South Carolina Environmental Law Project

Lawyers for the Wild Side of South Carolina

Cruise terminal opponents say Charleston port agency sending contradictory safety messages
June 29th, 2020

By David Wren, Post & Courier

Claims by Charleston port officials that cruise ships will continue to dock at Union Pier even if a new terminal isn’t built are “preposterous,” terminal opponents say, because the current facility does not meet heightened federal security requirements enacted in the wake of 9/11.

Opponents, including local environmental and historic preservation groups, raised the safety issue in their reply to the State Ports Authority’s request to the S.C. Supreme Court for a rehearing in a case to determine whether a new terminal gets built.

The court has already ruled that opponents have a right to voice their concerns about a permit application for the construction project. That ruling overturned a 2014 lower court decision that blocked the opposition.

The S.C. Administrative Law Court, which deals in disputes involving state agencies, must now hold a hearing to decide whether a permit issued by the S.C. Department of Health and Environmental Control should be reviewed. That is, unless the high court in Columbia agrees to grant the authority’s petition and rehear the case — something that is exceedingly rare.

In asking for a rehearing, the SPA said opponents are hurting the city and themselves because a new terminal would reduce traffic and pollution while opening up part of Union Pier for private redevelopment and public green space. Cruise ships “will continue to call on Union Pier Terminal and the Charleston peninsula in the future regardless of whether the ports authority shifts (cruise) operations less than 600 yards north,” the maritime agency said in court documents.

Attorneys representing the opponents say that isn’t true. In a response filed last week, they said the SPA’s own documents — including its application for the permits — show that a new facility “is needed to comply with heightened federal security requirements and to meet the expanding needs of the cruise industry.”

The authority in 2007 signed a memorandum of understanding with U.S. Customs and Border Protection for conditional approval of ongoing cruise operations on a trial basis.

“That conditional approval has been renewed on an annual basis with the understanding that an improved facility would be needed for continued operations,” the authority has said in previous court filings.

Jim Newsome, the authority’s CEO, said Monday the current terminal meets federal requirements.

The authority “works constantly with Customs and Border Protection and other federal partners to ensure that all of our facilities are compliant with applicable regulations,” he said. “This is certainly the case with the current Union Pier cruise operation.”

Attorneys for the terminal opponents said the authority’s claims that a new terminal would be less impactful also are false because the proposed site is closer to many of the opponents’ homes and is designed to accommodate expanded cruise operations, including home-porting a vessel carrying up to 3,500 passengers. The Carnival Sunshine, which now calls Charleston its home, has a 2,642-passenger limit.

In sending the case back to the lower court, the Supreme Court ruled in February that opponents “have standing” — in simple terms, they have a dog in the fight — over whether a permit allowing a new terminal is issued. Those opponents, who are represented by the Southern Environmental Law Center and the South Carolina Environmental Law Project, say they experience medical problems and decreased property values due to pollution from cruise ships that dock near the city’s Historic District.

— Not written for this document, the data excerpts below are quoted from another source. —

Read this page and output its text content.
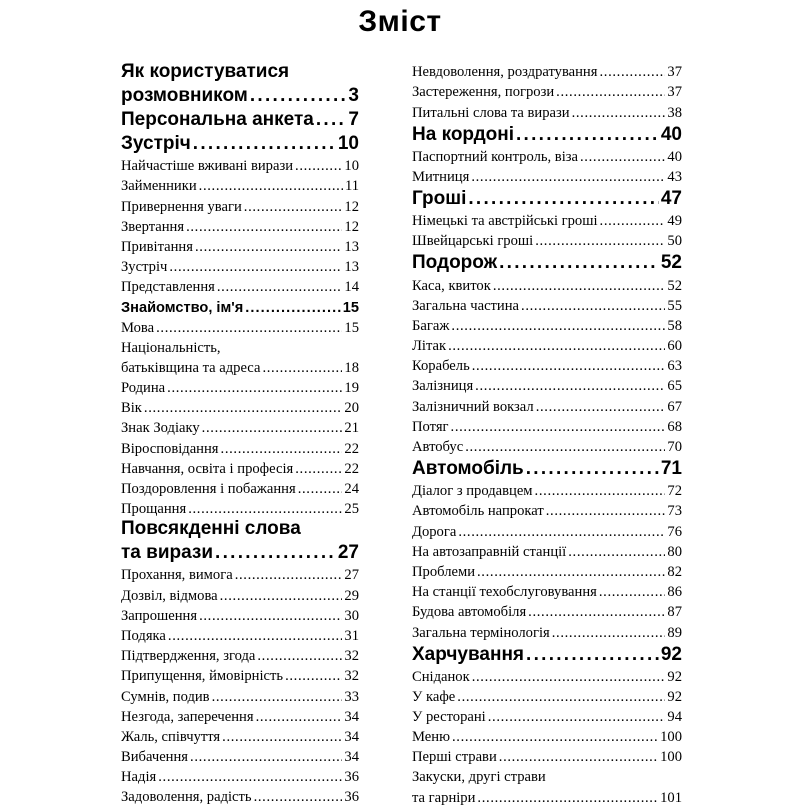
Зміст
Як користуватися
розмовником . . .	3
Персональна анкета . . . 7
Зустріч . . .	10
Найчастіше вживані вирази . . .	10
Займенники . . .	11
Привернення уваги . . .	12
Звертання . . .	12
Привітання . . .	13
Зустріч . . .	13
Представлення . . .	14
Знайомство, ім'я . . .	15
Мова . . .	15
Національність,
батьківщина та адреса . . .	18
Родина . . .	19
Вік . . .	20
Знак Зодіаку . . .	21
Віросповідання . . .	22
Навчання, освіта і професія . . .	22
Поздоровлення і побажання . . .	24
Прощання . . .	25
Повсякденні слова
та вирази . . .	27
Прохання, вимога . . .	27
Дозвіл, відмова . . .	29
Запрошення . . .	30
Подяка . . .	31
Підтвердження, згода . . .	32
Припущення, ймовірність . . .	32
Сумнів, подив . . .	33
Незгода, заперечення . . .	34
Жаль, співчуття . . .	34
Вибачення . . .	34
Надія . . .	36
Задоволення, радість . . .	36
Невдоволення, роздратування . . .	37
Застереження, погрози . . .	37
Питальні слова та вирази . . .	38
На кордоні . . .	40
Паспортний контроль, віза . . .	40
Митниця . . .	43
Гроші . . .	47
Німецькі та австрійські гроші . . .	49
Швейцарські гроші . . .	50
Подорож . . .	52
Каса, квиток . . .	52
Загальна частина . . .	55
Багаж . . .	58
Літак . . .	60
Корабель . . .	63
Залізниця . . .	65
Залізничний вокзал . . .	67
Потяг . . .	68
Автобус . . .	70
Автомобіль . . .	71
Діалог з продавцем . . .	72
Автомобіль напрокат . . .	73
Дорога . . .	76
На автозаправній станції . . .	80
Проблеми . . .	82
На станції техобслуговування . . .	86
Будова автомобіля . . .	87
Загальна термінологія . . .	89
Харчування . . .	92
Сніданок . . .	92
У кафе . . .	92
У ресторані . . .	94
Меню . . .	100
Перші страви . . .	100
Закуски, другі страви
та гарніри . . .	101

Whether a person has standing is a determination the court must interpret, and terminal opponents said the justices made the right decision in their February ruling.

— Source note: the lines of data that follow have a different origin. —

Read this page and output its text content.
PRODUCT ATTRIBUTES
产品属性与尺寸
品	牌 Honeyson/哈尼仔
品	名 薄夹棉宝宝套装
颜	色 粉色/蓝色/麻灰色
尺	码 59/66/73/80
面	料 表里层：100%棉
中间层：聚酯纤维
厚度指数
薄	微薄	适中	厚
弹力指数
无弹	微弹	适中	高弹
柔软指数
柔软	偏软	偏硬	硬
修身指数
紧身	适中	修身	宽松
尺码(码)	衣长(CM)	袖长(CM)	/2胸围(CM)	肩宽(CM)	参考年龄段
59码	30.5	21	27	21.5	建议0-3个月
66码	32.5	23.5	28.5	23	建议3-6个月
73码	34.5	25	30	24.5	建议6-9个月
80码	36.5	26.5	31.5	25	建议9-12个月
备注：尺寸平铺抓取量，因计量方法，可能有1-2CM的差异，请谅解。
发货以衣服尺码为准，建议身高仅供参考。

“The court interpreted the undefined term ‘affected’ using that word’s customary meaning, and found that the opponents — whose homes are adjacent to (the) proposed 28-acre shipping terminal and who reasonably fear that the diesel soot emissions already injuring them will increase — so qualify,” the opponents said in the court filing.

The court has not said when it will rule on whether to rehear the case.

The authority has been trying for years to replace its existing, aging 1970s-era terminal, which the agency has termed “undistinguished,” “out of date” and “unattractive.” The facility is used primarily by Carnival Cruise Line, which operates year-round trips to the Bahamas on the Sunshine. Other cruise lines have ports of call at the terminal.

DHEC previously issued a permit that would authorize structural changes to an existing warehouse at Union Pier, the construction of two covered staging areas to handle passengers and luggage and the installation of five clusters of concrete pilings to support three elevators and two escalators.

In addition to the state permit, the ports authority will need federal approval from the Army Corps of Engineers to build the terminal. Opponents have challenged that in U.S. District Court. No hearings are scheduled in that case.

The Port of Charleston hosted 262,776 passengers from the Sunshine and other pleasure ships making ports of call in 2019.

Cruises throughout North America have been halted since mid-March due to the COVID-19 pandemic, and Carnival said it won’t return to Charleston until October at the earliest. The virus has forced two cities to rethink plans for new cruise terminals. Royal Caribbean asked the city of Galveston to delay construction of a new terminal until next year and Seattle has put a $100 million cruise ship berth on hold.